Angel Flores-Huidobro Martinez, United States

Research Scholar
Center for Global Surgery
University of Utah


Multidisciplinary approach to hepatoblastoma in pediatric liver transplantation

Angel Flores Huidobro Martinez1,5, Debra Templin1, Luis Guadarrama-Sandoval3, Gina Wiser1, Zachary Kastenberg1,2, Joshue D. Covarrubias-Esquer3, Catalina Jaramillo1,4, Jose M Zertuche3, Kyle Jensen1,4, Rodrigo Cerda De La Torre3, Peter Feola1, Linda S. Book1,4, Alan G Contreras1,5, Shiro Fujita1, Manuel I. Rodriguez-Davalos1,5.

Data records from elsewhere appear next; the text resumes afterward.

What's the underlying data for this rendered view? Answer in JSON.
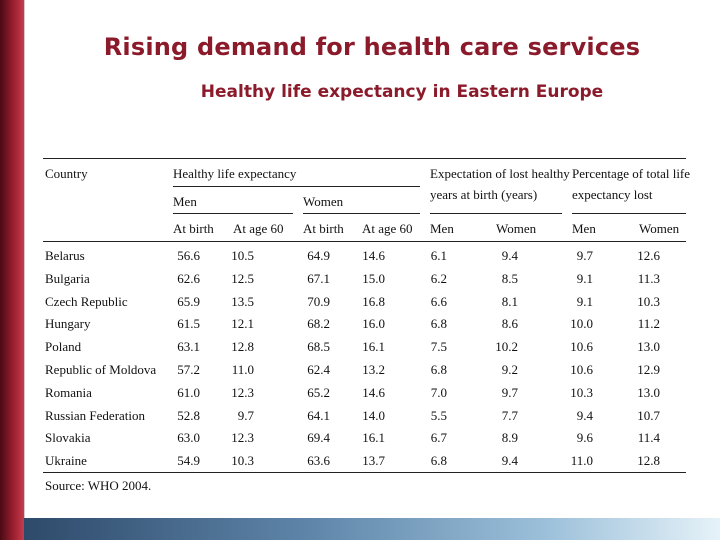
{
  "title": "Rising demand for health care services",
  "subtitle": "Healthy life expectancy in Eastern Europe",
  "table": {
    "header": {
      "country": "Country",
      "hle": "Healthy life expectancy",
      "lost": "Expectation of lost healthy",
      "lost2": "years at birth (years)",
      "pct": "Percentage of total life",
      "pct2": "expectancy lost",
      "men": "Men",
      "women": "Women",
      "at_birth": "At birth",
      "at_60": "At age 60"
    },
    "rows": [
      {
        "country": "Belarus",
        "v": [
          "56.6",
          "10.5",
          "64.9",
          "14.6",
          "6.1",
          "9.4",
          "9.7",
          "12.6"
        ]
      },
      {
        "country": "Bulgaria",
        "v": [
          "62.6",
          "12.5",
          "67.1",
          "15.0",
          "6.2",
          "8.5",
          "9.1",
          "11.3"
        ]
      },
      {
        "country": "Czech Republic",
        "v": [
          "65.9",
          "13.5",
          "70.9",
          "16.8",
          "6.6",
          "8.1",
          "9.1",
          "10.3"
        ]
      },
      {
        "country": "Hungary",
        "v": [
          "61.5",
          "12.1",
          "68.2",
          "16.0",
          "6.8",
          "8.6",
          "10.0",
          "11.2"
        ]
      },
      {
        "country": "Poland",
        "v": [
          "63.1",
          "12.8",
          "68.5",
          "16.1",
          "7.5",
          "10.2",
          "10.6",
          "13.0"
        ]
      },
      {
        "country": "Republic of Moldova",
        "v": [
          "57.2",
          "11.0",
          "62.4",
          "13.2",
          "6.8",
          "9.2",
          "10.6",
          "12.9"
        ]
      },
      {
        "country": "Romania",
        "v": [
          "61.0",
          "12.3",
          "65.2",
          "14.6",
          "7.0",
          "9.7",
          "10.3",
          "13.0"
        ]
      },
      {
        "country": "Russian Federation",
        "v": [
          "52.8",
          "9.7",
          "64.1",
          "14.0",
          "5.5",
          "7.7",
          "9.4",
          "10.7"
        ]
      },
      {
        "country": "Slovakia",
        "v": [
          "63.0",
          "12.3",
          "69.4",
          "16.1",
          "6.7",
          "8.9",
          "9.6",
          "11.4"
        ]
      },
      {
        "country": "Ukraine",
        "v": [
          "54.9",
          "10.3",
          "63.6",
          "13.7",
          "6.8",
          "9.4",
          "11.0",
          "12.8"
        ]
      }
    ],
    "source": "Source: WHO 2004."
  }
}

1Liver Center, Intermountain-Primary Children's Hospital, Salt Lake City, UT, United States; 2Surgery, University of Utah, Salt Lake City, UT, United States; 3Unidad de Hepatologia y Trasplante Infantil, UHTI, Guadalajara, , Mexico; 4Pediatrics, University of Utah, Salt Lake City, UT, United States; 5Center for Global Surgery, University of Utah, Salt Lake City, UT, United States

Introduction: Hepatoblastoma (HBL) is the most common type of liver malignancy in children, representing 80% of all liver tumors and 1-2% of pediatric tumors. The standard of care is multimodal therapy with resection of the tumor. Even when chemotherapy has shown to significantly reduce tumor size, in many of these cases the tumor is unresectable due to its extensive  involvement, which leads to liver transplantation (LT).  A quality assessment and improvement project and protocol was developed to emphasize the role of multidisciplinary approach and the treatment pathways for hepatoblastoma offered and the importance of team work.

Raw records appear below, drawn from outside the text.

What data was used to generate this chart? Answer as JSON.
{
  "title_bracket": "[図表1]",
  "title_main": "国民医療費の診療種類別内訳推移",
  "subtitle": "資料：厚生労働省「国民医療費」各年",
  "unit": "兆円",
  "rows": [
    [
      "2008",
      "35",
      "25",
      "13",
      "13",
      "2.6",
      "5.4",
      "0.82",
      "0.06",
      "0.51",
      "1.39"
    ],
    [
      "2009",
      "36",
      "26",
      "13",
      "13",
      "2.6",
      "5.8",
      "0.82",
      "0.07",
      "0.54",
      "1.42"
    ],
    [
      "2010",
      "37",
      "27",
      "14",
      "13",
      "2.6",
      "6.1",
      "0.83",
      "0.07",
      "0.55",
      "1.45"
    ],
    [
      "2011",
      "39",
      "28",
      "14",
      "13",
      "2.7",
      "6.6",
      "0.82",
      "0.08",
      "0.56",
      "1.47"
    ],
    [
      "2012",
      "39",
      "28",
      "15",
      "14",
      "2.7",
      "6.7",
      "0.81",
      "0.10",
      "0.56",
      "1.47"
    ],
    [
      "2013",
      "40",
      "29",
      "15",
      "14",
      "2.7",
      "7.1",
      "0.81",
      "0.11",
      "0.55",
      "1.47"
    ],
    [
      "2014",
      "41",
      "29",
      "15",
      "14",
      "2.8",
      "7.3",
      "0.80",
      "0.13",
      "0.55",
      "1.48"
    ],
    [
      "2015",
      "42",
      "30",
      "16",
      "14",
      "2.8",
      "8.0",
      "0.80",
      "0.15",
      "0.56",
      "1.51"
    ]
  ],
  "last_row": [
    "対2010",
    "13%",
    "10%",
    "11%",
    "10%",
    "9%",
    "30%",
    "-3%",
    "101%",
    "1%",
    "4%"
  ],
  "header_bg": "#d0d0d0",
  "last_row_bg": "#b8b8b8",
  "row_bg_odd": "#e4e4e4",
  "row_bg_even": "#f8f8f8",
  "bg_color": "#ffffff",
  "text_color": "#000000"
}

Methods: Retrospective study of 24 children with diagnosis of HBL .Study period was  November 1998 to March 2022. We analyzed the treatment pathways offered to these patients to assess the outcomes of multidisciplinary approach for the treatment of HBL. We evaluated demographics the PRETEXT score, therapeutic approach, patient and graft survival. Cases are discussed in a tumor board and liver selection meetings with active participation of oncology, hepatology, surgery, radiology and the multidisciplinary transplant and living liver donor (LLD) team.

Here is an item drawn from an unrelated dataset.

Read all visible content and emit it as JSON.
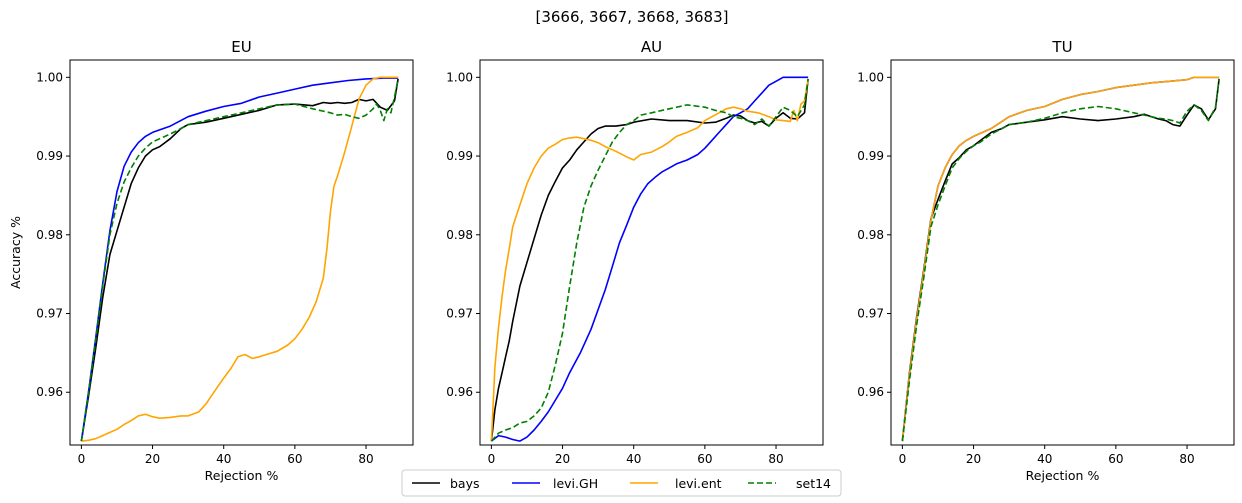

Results: 24 children with diagnosis of HBL, were enrolled in a multidisciplinary approach, 54% percent were female, the median age at time of resection/transplantation was 31 months (range: 8 - 127 months)  Most of them were classified as PRETEXT IV (58%), followed by PRETEXT III and II (33% and 8.3% respectively). Resection was performed in 12 patients and eventually 6 (50%) required transplantation, of these 4 were salvage LT for recurrence of disease and 2 were transplanted for complications after aggressive resection. Seven patients received transarterial chemoembolization (TACE), 4 children were downstaged and resected and 2 went to LT. Over 80% of the patients resected and/or had TACE completed standard transplant work up and were listed. Half of these had a living liver donor approved and in the last 5 years LLD available on the day of resection in case we could not obtain an R0 resection. Eighteen LT were performed in 16 patients, of the 2 patients were retransplanted (reLT), 1 was and early reLT for HAT and 1 reLT (>5 years) for chronic rejection. 1 patient is currently waiting as a Status 1b (U.S.). Median waitlist time for transplant patients was 69 days with no waitlist mortality at this point. 44% of the LT were technical variants and 25% LDLT. 80% percent of the patients are still alive and 68.5% are free of recurrence. LT survival is 75% with a mean follow-up time of 5 years. Sixty-six percent of patients who underwent salvage are alive.

Conclusions: For children with HBL it is imperative to have a constant quality assessment, multidisciplinary protocol and continuous improvement projects to ensure review and decision making with combined medical (oncology/hepatology) surgical and radiologic expertise to ensure good long term outcomes.